Ben Pace, the Vacationing Vagabond comments on Can corrigibility be learned safely?

Ben Pace, the Vacationing Vagabond 18 Apr 2018 23:52 UTC
LW: 6 AF: 3
0
AF
I curated this post for these reasons:
- The post helped me understand a critique of alignment via amplifying act-based agents, in terms of the losses via scaling down.
- The excellent comment section had a lot of great clarifications around definitions and key arguments in alignment from all involved. This is >50% of the reason I curated the post.
I regret I don’t have the time right now to try to summarise the specific ideas I found valuable (and what exact updates I made). Paul’s subsequent post on the definition of alignment was helpful, and I’d love to read anyone else’s attempt to summarise updates from the comment thread (added: I’ve just seen William_S’s new post following on in part from this conversation).

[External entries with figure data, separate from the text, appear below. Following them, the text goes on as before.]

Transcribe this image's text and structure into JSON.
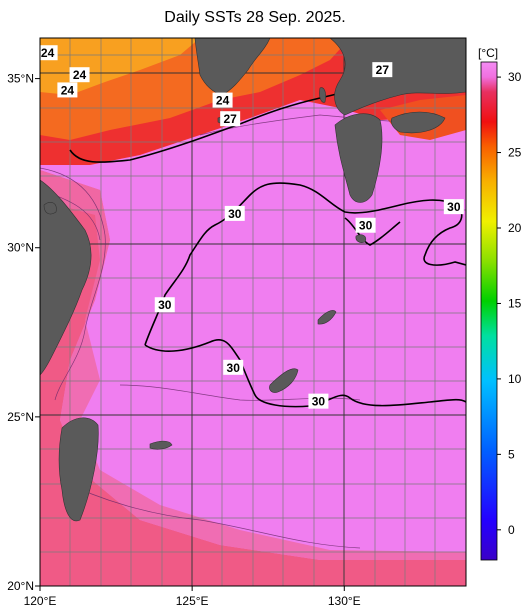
{
  "title": "Daily SSTs 28 Sep. 2025.",
  "map": {
    "lon_ticks": [
      {
        "value": 120,
        "label": "120°E"
      },
      {
        "value": 125,
        "label": "125°E"
      },
      {
        "value": 130,
        "label": "130°E"
      }
    ],
    "lat_ticks": [
      {
        "value": 35,
        "label": "35°N"
      },
      {
        "value": 30,
        "label": "30°N"
      },
      {
        "value": 25,
        "label": "25°N"
      },
      {
        "value": 20,
        "label": "20°N"
      }
    ],
    "extent": {
      "lon": [
        120,
        134
      ],
      "lat": [
        20,
        36.2
      ]
    },
    "contour_labels": [
      {
        "text": "24",
        "lon": 120.25,
        "lat": 35.75
      },
      {
        "text": "24",
        "lon": 121.3,
        "lat": 35.1
      },
      {
        "text": "24",
        "lon": 120.9,
        "lat": 34.65
      },
      {
        "text": "24",
        "lon": 126.0,
        "lat": 34.35
      },
      {
        "text": "27",
        "lon": 126.25,
        "lat": 33.8
      },
      {
        "text": "27",
        "lon": 131.25,
        "lat": 35.25
      },
      {
        "text": "30",
        "lon": 126.4,
        "lat": 31.0
      },
      {
        "text": "30",
        "lon": 130.7,
        "lat": 30.65
      },
      {
        "text": "30",
        "lon": 133.6,
        "lat": 31.2
      },
      {
        "text": "30",
        "lon": 124.1,
        "lat": 28.3
      },
      {
        "text": "30",
        "lon": 126.35,
        "lat": 26.45
      },
      {
        "text": "30",
        "lon": 129.15,
        "lat": 25.45
      }
    ]
  },
  "colorbar": {
    "unit": "[°C]",
    "range": [
      -2,
      31
    ],
    "ticks": [
      {
        "value": 30,
        "label": "30"
      },
      {
        "value": 25,
        "label": "25"
      },
      {
        "value": 20,
        "label": "20"
      },
      {
        "value": 15,
        "label": "15"
      },
      {
        "value": 10,
        "label": "10"
      },
      {
        "value": 5,
        "label": "5"
      },
      {
        "value": 0,
        "label": "0"
      }
    ]
  },
  "colors": {
    "land": "#5a5a5a",
    "sea_30": "#f07ef0",
    "sea_28": "#f06080",
    "sea_27": "#ee3838",
    "sea_24": "#f5a020"
  }
}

Biggest hesitation with curating this post:
- The post + comments require some background reading and are quite a high-effort read. I would be much happier curating this post if it allowed readers to get the picture of what it was responding to without having to visit elsewhere first (e.g. via quotes and a summary of the position being argued against).
But the comments helped make explicit some key considerations within alignment, which was the strongest variable for me. Thanks Wei Dai for starting and moving forward this discussion.